Just ask Governor-elect Ted Kulongoski, who will be pressured next year to let the Warm Springs Indians build a casino at Cascade Locks. Normally, tribes don't need a governor's blessing to build a casino. But because this location is not on reservation land (but is close to hundreds of thousands of gamblers), approval from Governor Ted is required.

A lot of people have a stake in Teddy's eventual decision--many of whom have less Indian blood than Trent Lott. Like Oregon's biggest law firm, Stoel, Rives, Boley, Fraser and Wyse, which does work for the Grand Ronde, a tribe that doesn't want another casino built to compete with theirs. Or Dave Barrows, the longtime Salem lobbyist hired by Grand Ronde to do its bidding. Grand Ronde also signed on Grove-Quirk Insight and B.S. Ltd., the white-owned polling firm and public-relations agency that also did work for Kulongoski's campaign.

Then there's Len Bergstein, perhaps the state's premier political fixer. Friend to governors and mayors alike, Bergstein works for very powerful people (including the Rev. Dr. Bob Pamplin) and for many years was on the payroll of the Grand Ronde Indians as its chief political strategist, helping block Warm Springs from getting approval for a casino at Cascade Locks.

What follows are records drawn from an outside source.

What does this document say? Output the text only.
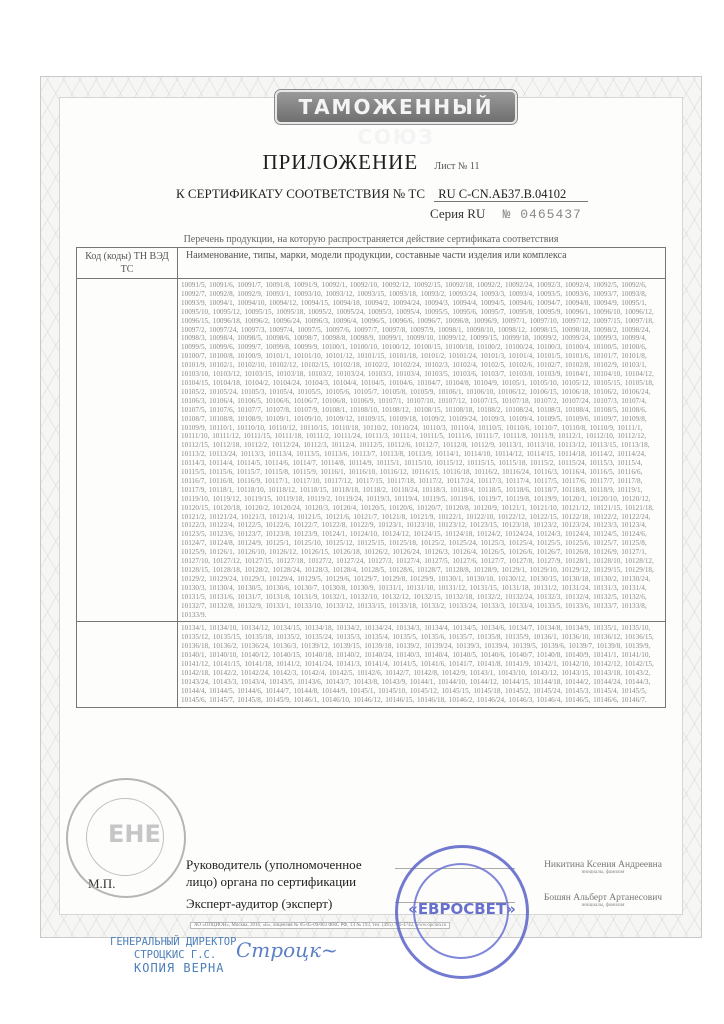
ТАМОЖЕННЫЙ СОЮЗ
ПРИЛОЖЕНИЕ Лист № 11
К СЕРТИФИКАТУ СООТВЕТСТВИЯ № ТС RU C-CN.АБ37.В.04102
Серия RU № 0465437
Перечень продукции, на которую распространяется действие сертификата соответствия
Код (коды) ТН ВЭД ТС	Наименование, типы, марки, модели продукции, составные части изделия или комплекса
	10091/5, 10091/6, 10091/7, 10091/8, 10091/9, 10092/1, 10092/10, 10092/12, 10092/15, 10092/18, 10092/2, 10092/24, 10092/3, 10092/4, 10092/5, 10092/6, 10092/7, 10092/8, 10092/9, 10093/1, 10093/10, 10093/12, 10093/15, 10093/18, 10093/2, 10093/24, 10093/3, 10093/4, 10093/5, 10093/6, 10093/7, 10093/8, 10093/9, 10094/1, 10094/10, 10094/12, 10094/15, 10094/18, 10094/2, 10094/24, 10094/3, 10094/4, 10094/5, 10094/6, 10094/7, 10094/8, 10094/9, 10095/1, 10095/10, 10095/12, 10095/15, 10095/18, 10095/2, 10095/24, 10095/3, 10095/4, 10095/5, 10095/6, 10095/7, 10095/8, 10095/9, 10096/1, 10096/10, 10096/12, 10096/15, 10096/18, 10096/2, 10096/24, 10096/3, 10096/4, 10096/5, 10096/6, 10096/7, 10096/8, 10096/9, 10097/1, 10097/10, 10097/12, 10097/15, 10097/18, 10097/2, 10097/24, 10097/3, 10097/4, 10097/5, 10097/6, 10097/7, 10097/8, 10097/9, 10098/1, 10098/10, 10098/12, 10098/15, 10098/18, 10098/2, 10098/24, 10098/3, 10098/4, 10098/5, 10098/6, 10098/7, 10098/8, 10098/9, 10099/1, 10099/10, 10099/12, 10099/15, 10099/18, 10099/2, 10099/24, 10099/3, 10099/4, 10099/5, 10099/6, 10099/7, 10099/8, 10099/9, 10100/1, 10100/10, 10100/12, 10100/15, 10100/18, 10100/2, 10100/24, 10100/3, 10100/4, 10100/5, 10100/6, 10100/7, 10100/8, 10100/9, 10101/1, 10101/10, 10101/12, 10101/15, 10101/18, 10101/2, 10101/24, 10101/3, 10101/4, 10101/5, 10101/6, 10101/7, 10101/8, 10101/9, 10102/1, 10102/10, 10102/12, 10102/15, 10102/18, 10102/2, 10102/24, 10102/3, 10102/4, 10102/5, 10102/6, 10102/7, 10102/8, 10102/9, 10103/1, 10103/10, 10103/12, 10103/15, 10103/18, 10103/2, 10103/24, 10103/3, 10103/4, 10103/5, 10103/6, 10103/7, 10103/8, 10103/9, 10104/1, 10104/10, 10104/12, 10104/15, 10104/18, 10104/2, 10104/24, 10104/3, 10104/4, 10104/5, 10104/6, 10104/7, 10104/8, 10104/9, 10105/1, 10105/10, 10105/12, 10105/15, 10105/18, 10105/2, 10105/24, 10105/3, 10105/4, 10105/5, 10105/6, 10105/7, 10105/8, 10105/9, 10106/1, 10106/10, 10106/12, 10106/15, 10106/18, 10106/2, 10106/24, 10106/3, 10106/4, 10106/5, 10106/6, 10106/7, 10106/8, 10106/9, 10107/1, 10107/10, 10107/12, 10107/15, 10107/18, 10107/2, 10107/24, 10107/3, 10107/4, 10107/5, 10107/6, 10107/7, 10107/8, 10107/9, 10108/1, 10108/10, 10108/12, 10108/15, 10108/18, 10108/2, 10108/24, 10108/3, 10108/4, 10108/5, 10108/6, 10108/7, 10108/8, 10108/9, 10109/1, 10109/10, 10109/12, 10109/15, 10109/18, 10109/2, 10109/24, 10109/3, 10109/4, 10109/5, 10109/6, 10109/7, 10109/8, 10109/9, 10110/1, 10110/10, 10110/12, 10110/15, 10110/18, 10110/2, 10110/24, 10110/3, 10110/4, 10110/5, 10110/6, 10110/7, 10110/8, 10110/9, 10111/1, 10111/10, 10111/12, 10111/15, 10111/18, 10111/2, 10111/24, 10111/3, 10111/4, 10111/5, 10111/6, 10111/7, 10111/8, 10111/9, 10112/1, 10112/10, 10112/12, 10112/15, 10112/18, 10112/2, 10112/24, 10112/3, 10112/4, 10112/5, 10112/6, 10112/7, 10112/8, 10112/9, 10113/1, 10113/10, 10113/12, 10113/15, 10113/18, 10113/2, 10113/24, 10113/3, 10113/4, 10113/5, 10113/6, 10113/7, 10113/8, 10113/9, 10114/1, 10114/10, 10114/12, 10114/15, 10114/18, 10114/2, 10114/24, 10114/3, 10114/4, 10114/5, 10114/6, 10114/7, 10114/8, 10114/9, 10115/1, 10115/10, 10115/12, 10115/15, 10115/18, 10115/2, 10115/24, 10115/3, 10115/4, 10115/5, 10115/6, 10115/7, 10115/8, 10115/9, 10116/1, 10116/10, 10116/12, 10116/15, 10116/18, 10116/2, 10116/24, 10116/3, 10116/4, 10116/5, 10116/6, 10116/7, 10116/8, 10116/9, 10117/1, 10117/10, 10117/12, 10117/15, 10117/18, 10117/2, 10117/24, 10117/3, 10117/4, 10117/5, 10117/6, 10117/7, 10117/8, 10117/9, 10118/1, 10118/10, 10118/12, 10118/15, 10118/18, 10118/2, 10118/24, 10118/3, 10118/4, 10118/5, 10118/6, 10118/7, 10118/8, 10118/9, 10119/1, 10119/10, 10119/12, 10119/15, 10119/18, 10119/2, 10119/24, 10119/3, 10119/4, 10119/5, 10119/6, 10119/7, 10119/8, 10119/9, 10120/1, 10120/10, 10120/12, 10120/15, 10120/18, 10120/2, 10120/24, 10120/3, 10120/4, 10120/5, 10120/6, 10120/7, 10120/8, 10120/9, 10121/1, 10121/10, 10121/12, 10121/15, 10121/18, 10121/2, 10121/24, 10121/3, 10121/4, 10121/5, 10121/6, 10121/7, 10121/8, 10121/9, 10122/1, 10122/10, 10122/12, 10122/15, 10122/18, 10122/2, 10122/24, 10122/3, 10122/4, 10122/5, 10122/6, 10122/7, 10122/8, 10122/9, 10123/1, 10123/10, 10123/12, 10123/15, 10123/18, 10123/2, 10123/24, 10123/3, 10123/4, 10123/5, 10123/6, 10123/7, 10123/8, 10123/9, 10124/1, 10124/10, 10124/12, 10124/15, 10124/18, 10124/2, 10124/24, 10124/3, 10124/4, 10124/5, 10124/6, 10124/7, 10124/8, 10124/9, 10125/1, 10125/10, 10125/12, 10125/15, 10125/18, 10125/2, 10125/24, 10125/3, 10125/4, 10125/5, 10125/6, 10125/7, 10125/8, 10125/9, 10126/1, 10126/10, 10126/12, 10126/15, 10126/18, 10126/2, 10126/24, 10126/3, 10126/4, 10126/5, 10126/6, 10126/7, 10126/8, 10126/9, 10127/1, 10127/10, 10127/12, 10127/15, 10127/18, 10127/2, 10127/24, 10127/3, 10127/4, 10127/5, 10127/6, 10127/7, 10127/8, 10127/9, 10128/1, 10128/10, 10128/12, 10128/15, 10128/18, 10128/2, 10128/24, 10128/3, 10128/4, 10128/5, 10128/6, 10128/7, 10128/8, 10128/9, 10129/1, 10129/10, 10129/12, 10129/15, 10129/18, 10129/2, 10129/24, 10129/3, 10129/4, 10129/5, 10129/6, 10129/7, 10129/8, 10129/9, 10130/1, 10130/10, 10130/12, 10130/15, 10130/18, 10130/2, 10130/24, 10130/3, 10130/4, 10130/5, 10130/6, 10130/7, 10130/8, 10130/9, 10131/1, 10131/10, 10131/12, 10131/15, 10131/18, 10131/2, 10131/24, 10131/3, 10131/4, 10131/5, 10131/6, 10131/7, 10131/8, 10131/9, 10132/1, 10132/10, 10132/12, 10132/15, 10132/18, 10132/2, 10132/24, 10132/3, 10132/4, 10132/5, 10132/6, 10132/7, 10132/8, 10132/9, 10133/1, 10133/10, 10133/12, 10133/15, 10133/18, 10133/2, 10133/24, 10133/3, 10133/4, 10133/5, 10133/6, 10133/7, 10133/8, 10133/9.
	10134/1, 10134/10, 10134/12, 10134/15, 10134/18, 10134/2, 10134/24, 10134/3, 10134/4, 10134/5, 10134/6, 10134/7, 10134/8, 10134/9, 10135/1, 10135/10, 10135/12, 10135/15, 10135/18, 10135/2, 10135/24, 10135/3, 10135/4, 10135/5, 10135/6, 10135/7, 10135/8, 10135/9, 10136/1, 10136/10, 10136/12, 10136/15, 10136/18, 10136/2, 10136/24, 10136/3, 10139/12, 10139/15, 10139/18, 10139/2, 10139/24, 10139/3, 10139/4, 10139/5, 10139/6, 10139/7, 10139/8, 10139/9, 10140/1, 10140/10, 10140/12, 10140/15, 10140/18, 10140/2, 10140/24, 10140/3, 10140/4, 10140/5, 10140/6, 10140/7, 10140/8, 10140/9, 10141/1, 10141/10, 10141/12, 10141/15, 10141/18, 10141/2, 10141/24, 10141/3, 10141/4, 10141/5, 10141/6, 10141/7, 10141/8, 10141/9, 10142/1, 10142/10, 10142/12, 10142/15, 10142/18, 10142/2, 10142/24, 10142/3, 10142/4, 10142/5, 10142/6, 10142/7, 10142/8, 10142/9, 10143/1, 10143/10, 10143/12, 10143/15, 10143/18, 10143/2, 10143/24, 10143/3, 10143/4, 10143/5, 10143/6, 10143/7, 10143/8, 10143/9, 10144/1, 10144/10, 10144/12, 10144/15, 10144/18, 10144/2, 10144/24, 10144/3, 10144/4, 10144/5, 10144/6, 10144/7, 10144/8, 10144/9, 10145/1, 10145/10, 10145/12, 10145/15, 10145/18, 10145/2, 10145/24, 10145/3, 10145/4, 10145/5, 10145/6, 10145/7, 10145/8, 10145/9, 10146/1, 10146/10, 10146/12, 10146/15, 10146/18, 10146/2, 10146/24, 10146/3, 10146/4, 10146/5, 10146/6, 10146/7.
М.П.
Руководитель (уполномоченное
лицо) органа по сертификации
Эксперт-аудитор (эксперт)
Никитина Ксения Андреевна
инициалы, фамилия
Бошян Альберт Артанесович
инициалы, фамилия
АО «ОПЦИОН», Москва, 2016, «Б», лицензия № 05-05-09/003 ФНС РФ, ТЗ № 193, тел. (495) 726-4742, www.opcion.ru
ЕНЕ
«ЕВРОСВЕТ»
ГЕНЕРАЛЬНЫЙ ДИРЕКТОР
СТРОЦКИС Г.С.
КОПИЯ ВЕРНА
Строцк~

Late last year, Grand Ronde dismissed Bergstein. This year, he showed up on the payroll of the Warm Springs Indians and is now trying to determine how to get the casino at Cascade Locks approved.

None of this would bother to the Nose, except for this: Over the past 10 years, the pockets of financiers, lawyers and lobbyists have been lined with the dollars of the poor schmucks who imagine they are James Bond stepping up to a craps table. But what happened to the supposed beneficiaries of this booming industry?

According to the 2000 census, 22 percent of Oregon's more than 35,000 Native Americans live below the poverty rate--twice the rate of other Oregonians.

Which prompts the question: Who's getting the shaft, Kemo Sabe?